On both 12/12/12 and 12/21/12, dates that are of “concern” to those predicting the “end of the world,” Eavelyn will be in Egypt, sailing down the Nile with a group of intrepid travelers. “Egypt is a place where the Great Pyramid has stood for at least the last six millennia, where ancient Pharaohs to modern farmers all could sense something striking and beautiful in the land, a peculiar rhythm that thrums under everything like a heartbeat. I feel lighter in Egypt, more grounded and ready to take on any new challenge, even the end of the world as we know it,” Eavelyn says.
Eavelyn notes that the Gregorian calendar, which we follow today, is both imprecise and a relatively recent institution, and that experts say it’s probably only accurate to within fifty years.

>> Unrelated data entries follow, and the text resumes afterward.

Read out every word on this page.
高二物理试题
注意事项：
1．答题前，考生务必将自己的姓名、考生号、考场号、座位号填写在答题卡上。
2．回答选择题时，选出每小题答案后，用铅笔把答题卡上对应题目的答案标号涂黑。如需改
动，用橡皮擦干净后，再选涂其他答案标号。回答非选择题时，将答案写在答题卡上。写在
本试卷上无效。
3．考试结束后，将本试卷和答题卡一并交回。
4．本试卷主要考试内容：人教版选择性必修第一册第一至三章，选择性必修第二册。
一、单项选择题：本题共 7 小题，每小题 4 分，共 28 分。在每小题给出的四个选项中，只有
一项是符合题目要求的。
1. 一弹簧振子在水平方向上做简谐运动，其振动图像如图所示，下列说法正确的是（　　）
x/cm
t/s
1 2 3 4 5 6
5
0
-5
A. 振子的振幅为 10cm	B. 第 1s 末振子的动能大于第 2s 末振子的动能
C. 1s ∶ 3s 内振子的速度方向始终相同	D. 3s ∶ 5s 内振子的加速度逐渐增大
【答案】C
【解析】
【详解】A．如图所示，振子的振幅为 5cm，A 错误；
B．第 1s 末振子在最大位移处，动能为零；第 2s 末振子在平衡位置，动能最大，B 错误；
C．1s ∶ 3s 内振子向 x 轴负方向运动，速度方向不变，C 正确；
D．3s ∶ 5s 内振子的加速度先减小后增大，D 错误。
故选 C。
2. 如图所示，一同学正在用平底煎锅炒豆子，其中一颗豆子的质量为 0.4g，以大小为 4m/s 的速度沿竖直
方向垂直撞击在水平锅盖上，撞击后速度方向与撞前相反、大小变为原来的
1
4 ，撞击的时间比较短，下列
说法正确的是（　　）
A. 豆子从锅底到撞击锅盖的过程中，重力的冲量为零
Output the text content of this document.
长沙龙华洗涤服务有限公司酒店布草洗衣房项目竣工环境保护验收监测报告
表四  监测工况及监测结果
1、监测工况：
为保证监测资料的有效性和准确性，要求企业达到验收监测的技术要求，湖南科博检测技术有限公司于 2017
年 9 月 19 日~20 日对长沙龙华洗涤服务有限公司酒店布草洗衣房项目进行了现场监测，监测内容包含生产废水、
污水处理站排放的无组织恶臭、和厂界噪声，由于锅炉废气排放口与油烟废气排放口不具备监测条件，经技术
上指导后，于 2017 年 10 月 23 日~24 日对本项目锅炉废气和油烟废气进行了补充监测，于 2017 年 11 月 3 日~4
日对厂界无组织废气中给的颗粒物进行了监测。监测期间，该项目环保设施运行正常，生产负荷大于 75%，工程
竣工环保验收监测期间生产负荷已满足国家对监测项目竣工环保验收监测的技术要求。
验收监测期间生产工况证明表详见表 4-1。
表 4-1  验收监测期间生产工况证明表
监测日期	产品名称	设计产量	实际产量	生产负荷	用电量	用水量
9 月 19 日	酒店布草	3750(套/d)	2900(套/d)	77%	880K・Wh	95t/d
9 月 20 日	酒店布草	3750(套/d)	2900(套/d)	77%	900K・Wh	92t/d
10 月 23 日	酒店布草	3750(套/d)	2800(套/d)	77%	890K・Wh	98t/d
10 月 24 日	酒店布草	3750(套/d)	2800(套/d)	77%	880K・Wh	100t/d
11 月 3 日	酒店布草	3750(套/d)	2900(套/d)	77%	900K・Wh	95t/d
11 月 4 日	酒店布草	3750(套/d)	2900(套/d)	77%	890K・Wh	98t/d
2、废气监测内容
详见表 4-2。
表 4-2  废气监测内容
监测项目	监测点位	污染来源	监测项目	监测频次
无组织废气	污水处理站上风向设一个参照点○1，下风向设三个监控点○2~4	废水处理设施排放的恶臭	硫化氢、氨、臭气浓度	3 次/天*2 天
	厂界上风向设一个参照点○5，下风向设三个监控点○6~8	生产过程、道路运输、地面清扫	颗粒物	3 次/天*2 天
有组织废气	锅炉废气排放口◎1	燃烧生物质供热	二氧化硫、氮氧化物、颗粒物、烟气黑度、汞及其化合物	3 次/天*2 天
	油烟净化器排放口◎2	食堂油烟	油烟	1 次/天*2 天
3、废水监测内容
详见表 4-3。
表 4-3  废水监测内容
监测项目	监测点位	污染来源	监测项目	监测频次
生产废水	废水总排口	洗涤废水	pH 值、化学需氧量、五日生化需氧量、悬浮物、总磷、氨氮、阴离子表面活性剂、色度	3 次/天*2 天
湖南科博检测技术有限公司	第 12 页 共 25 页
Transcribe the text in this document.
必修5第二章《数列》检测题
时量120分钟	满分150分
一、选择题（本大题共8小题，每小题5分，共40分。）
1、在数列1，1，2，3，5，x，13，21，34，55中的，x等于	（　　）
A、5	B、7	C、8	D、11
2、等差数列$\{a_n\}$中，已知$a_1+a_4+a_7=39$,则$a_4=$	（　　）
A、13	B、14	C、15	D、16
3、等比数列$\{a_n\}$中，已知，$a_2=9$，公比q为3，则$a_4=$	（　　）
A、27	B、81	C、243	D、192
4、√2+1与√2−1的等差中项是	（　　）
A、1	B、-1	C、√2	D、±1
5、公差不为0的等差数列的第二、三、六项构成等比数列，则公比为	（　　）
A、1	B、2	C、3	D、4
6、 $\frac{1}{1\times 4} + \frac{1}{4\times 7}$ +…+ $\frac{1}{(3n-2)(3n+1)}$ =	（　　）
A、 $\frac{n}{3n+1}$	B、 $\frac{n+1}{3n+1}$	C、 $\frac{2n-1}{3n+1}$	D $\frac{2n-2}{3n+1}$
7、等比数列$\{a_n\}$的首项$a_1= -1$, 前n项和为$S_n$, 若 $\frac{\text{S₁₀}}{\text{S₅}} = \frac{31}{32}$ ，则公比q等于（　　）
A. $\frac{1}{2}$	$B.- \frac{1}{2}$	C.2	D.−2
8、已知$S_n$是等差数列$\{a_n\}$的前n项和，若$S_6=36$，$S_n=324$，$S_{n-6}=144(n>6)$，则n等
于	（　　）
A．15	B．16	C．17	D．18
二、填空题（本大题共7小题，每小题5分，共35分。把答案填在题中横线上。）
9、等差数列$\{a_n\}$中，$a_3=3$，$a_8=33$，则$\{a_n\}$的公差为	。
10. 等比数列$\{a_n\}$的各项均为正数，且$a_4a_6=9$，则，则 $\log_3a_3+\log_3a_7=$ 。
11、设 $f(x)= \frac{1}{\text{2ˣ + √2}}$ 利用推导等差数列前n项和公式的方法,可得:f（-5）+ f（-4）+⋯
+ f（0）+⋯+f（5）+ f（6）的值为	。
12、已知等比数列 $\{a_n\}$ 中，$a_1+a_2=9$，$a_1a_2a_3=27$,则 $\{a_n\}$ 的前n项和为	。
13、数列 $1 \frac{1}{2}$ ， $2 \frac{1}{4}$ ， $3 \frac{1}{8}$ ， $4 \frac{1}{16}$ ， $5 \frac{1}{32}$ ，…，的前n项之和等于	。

As a result, she predicts that even if something were to happen, it wouldn’t be on 12/21/12. The Mayan people, whose calendar comes to an end on that date, sued the government of Guatemala last week over misinterpretations of their culture and the profiteering resulting from these supposed prophecies.
In Egypt, however, profits are down to nothing. The aftermath of the recent revolution has emptied the country of the millions of American and many European tourists who usually visit. Rather than fear, Eavelyn is excited to be going at a time when her group will have all the wonderful ancient sites practically to themselves.
“We’re taking a private cruise ship, the Afandina, for eight nights of sailing. We’re going to be visiting the Valley of the Kings, the famous temples of Luxor and Philae, and we’ll have the chance to do our spiritual ceremonies uninterrupted by camera shutters and guides droning in myriad languages to their groups. We will have the Nile to ourselves, our views of its timeless banks unobstructed by the cruise ships that normally fly past us on their way to keep their busy schedules,” Eavelyn says.
Over the last ten years, Eavelyn has visited Egypt fifteen times. She documented many of her experiences in her book, Red Goddess Rising, which follows her transformation from casual atheist to deeply spiritual being.
“Egypt changed me, and it calls me back often. While we’re on our luxury cruiser with private chef and beautifully appointed staterooms, I think we’ll be discussing how lucky we are and how silly the world has become. Then we will get off our ship to experience yet another of the world’s most incredible sacred sites,” she says.